The salads are how shall I say…fantastic. I won’t make a joke about Chinese health food lest you get the wrong idea. These are incredibly tasty, and flavorful for their simplicity and quality. The dishes here that are not so liberally dressed with the usual two punch powder. Chrysanthemum greens in a sesame vinaigrette sang out with a subtle bitterness complimented by the sweet sesame. Tofu ribbons aka yuba were delicate and chewy without being gummy, and infused with mint, cilantro and chilies. Could not stop eating either of them.
A special for the evening were crisp green tomatoes and they were divine. Though raw, they were incredibly crunchy with a cool and refreshing kick that balanced all the cumin/peppercorns.
Our young server kept bussing out our dishes one after the other until we begged for mercy and explained that we were there to dine. I get the rhythm of Chinatown and Flushing but if we’re declaring cool downtown scene, pace it girl. Other than what may be newbie waitress behavior, the service is generally gracious.
Ma La fried chicken was another special of the evening and who would have thought that southwestern Chinese trumps the American south. Numbing and succulent, an obvious word but both of these definitely describe the plate offered. Plus spicy (yes, that same combo), a bet you can’t eat just one wing game.
Crispy whole shrimp with fried kaffir lime leaves were as good as you might imagine. Perfectly cooked, heads and all – that light satisfying crunch as your tooth pierces through to the juicy, meaty shrimp. Yunnan Kitchen excels at the bits of fried green that adorn most of the plates. Herbs are front and center.
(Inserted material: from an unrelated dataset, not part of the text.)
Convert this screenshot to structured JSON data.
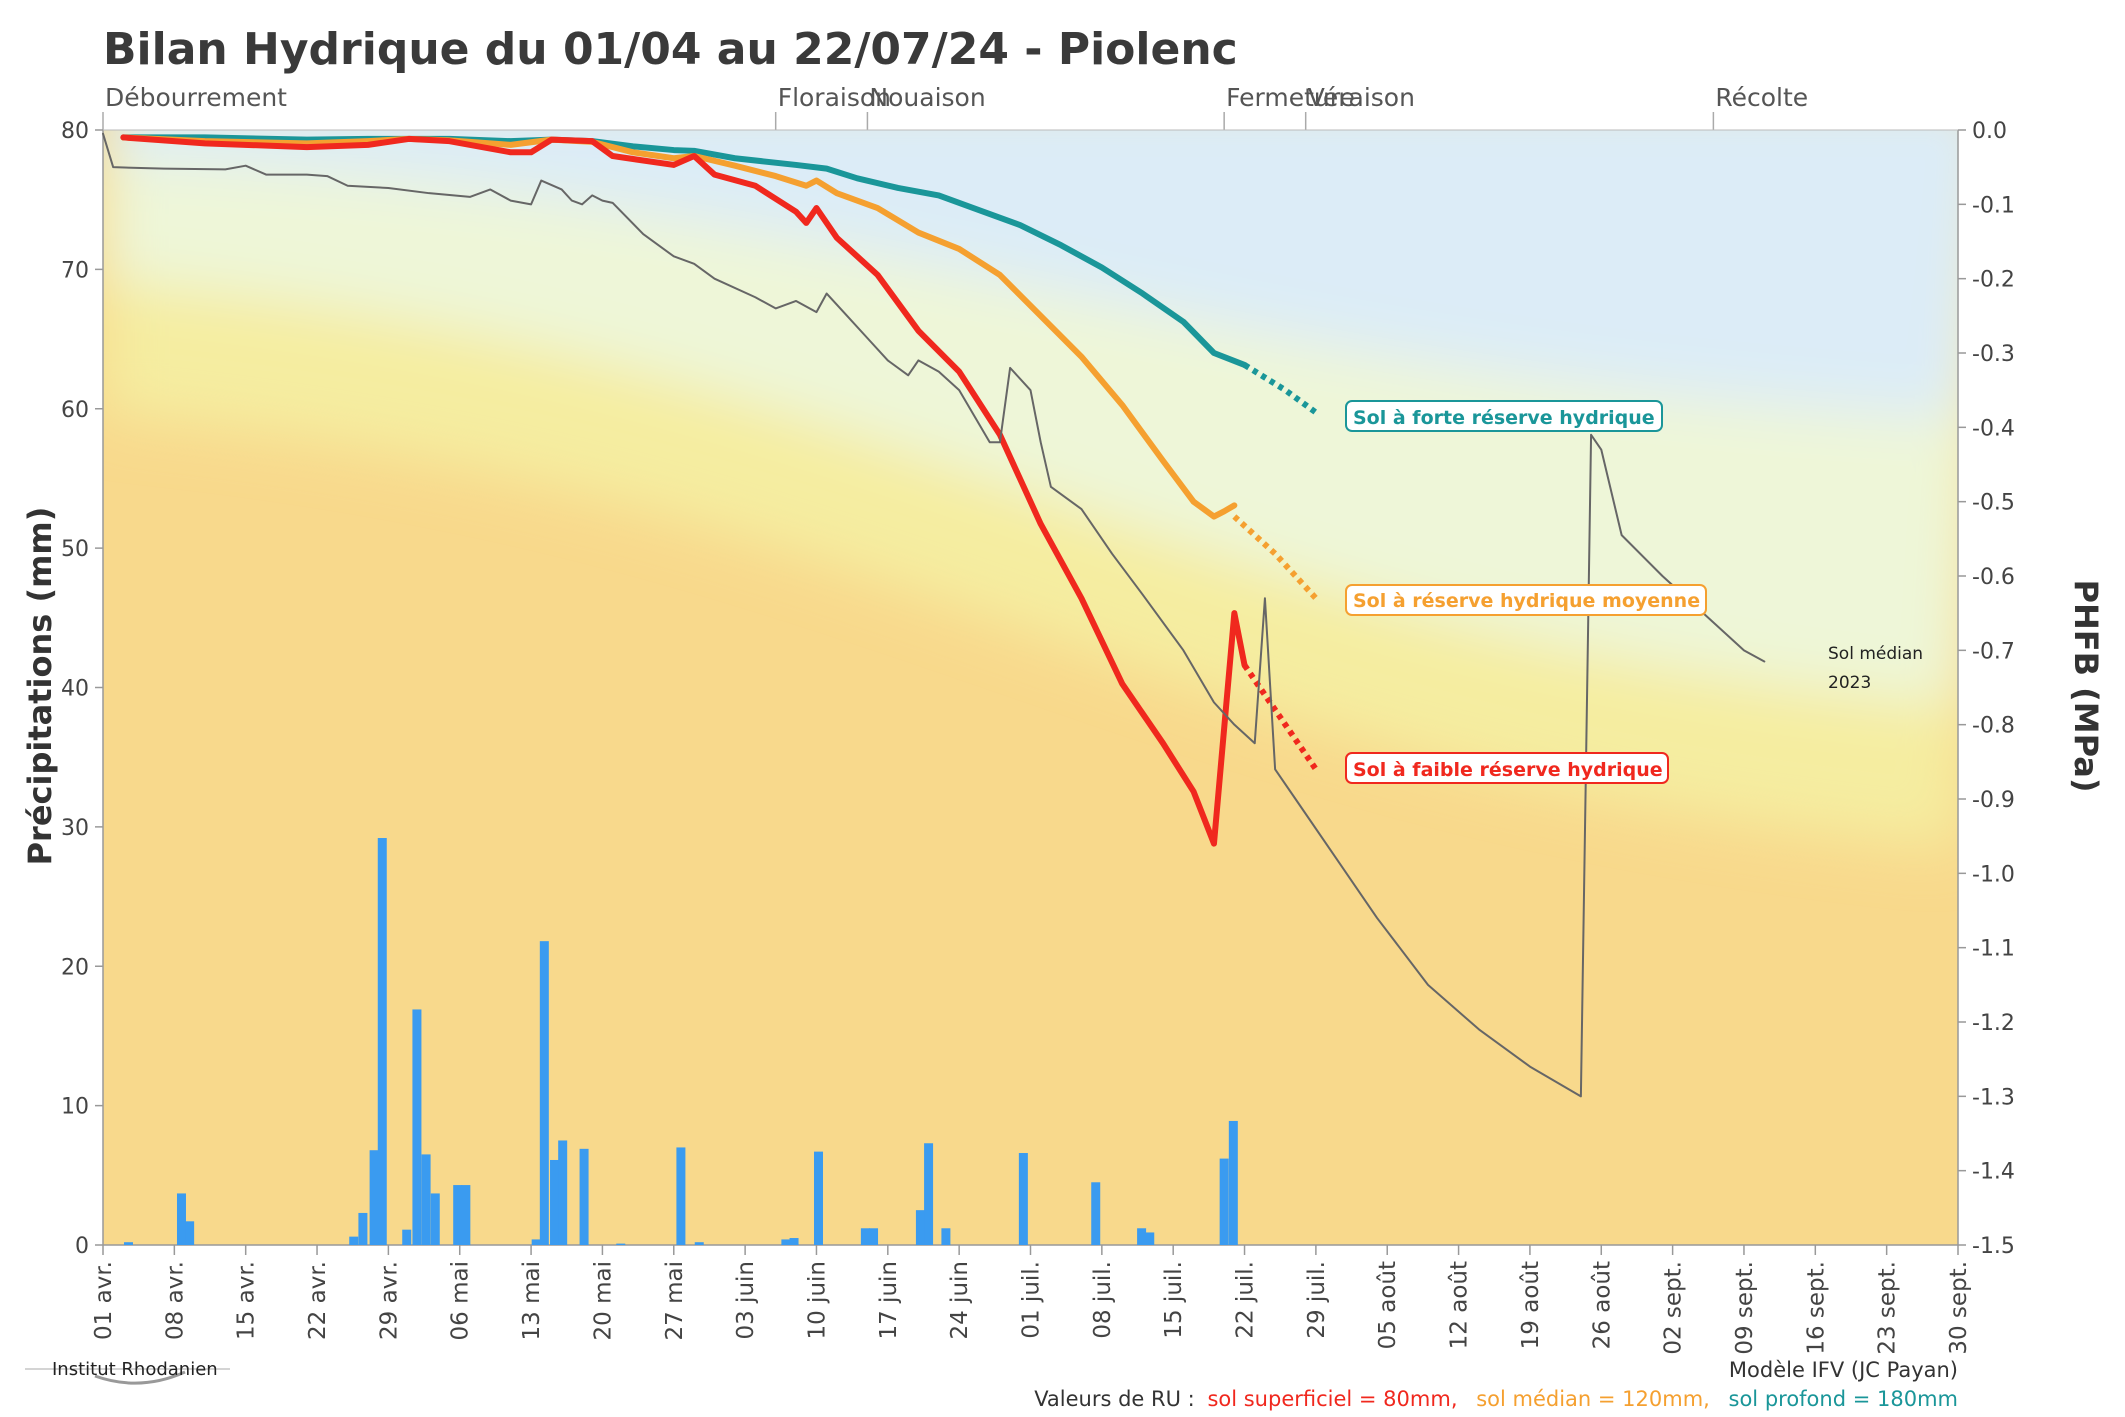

They’re not greasy or overdone, an indulgent glimpse into the technique of having greens taste as themselves but preserved as flecks of floral crispiness.
Fried pork belly with mint, sourced from a local pork genius challenges any memories of morning bacon. It’s crispy but tender and aside from the now ubiquitous Yunnan spicing, the fatty pork taste still shines through and lingers into the next sip of wine. In our case it was the Kerner 2011 from Alto Adige, a lovely compliment to any heat and crackle.
We closed with the mushroom rice cakes or as I will now think of them – the Yunnan answer to mac n’ cheese. Comfort food of the highest Asian order. Small disks of toothsome gluten that sell the loam and musk like a big down comforter to your unsuspecting tongue. It wasn’t that this was the most flavorful dish, it’s very nice but it’s that I just really loved chewing it.
Instead of the fortune cookies from the ghost of Chinese restaurants past, our check came with lovely ginger cookies. Another bit of surprising elegance that we don’t come to expect with our cold noodles in Flushing.
What’s good here is just that – fresh, innovative, light and highly enjoyable. But I won’t forego my favorite Sichuan or Quingdao food for the lower east side. I’ll come back here for a hit of intriguing yet comfortable Chinese, off the beaten track greens, a wonderful selection of teas, nice background music and maybe a bowl of mushroom rice cakes.
The lamb meatballs ended up on my companion’s blue slashed plate just like this. Ha! It perfectly describes how you feel at the meal’s end.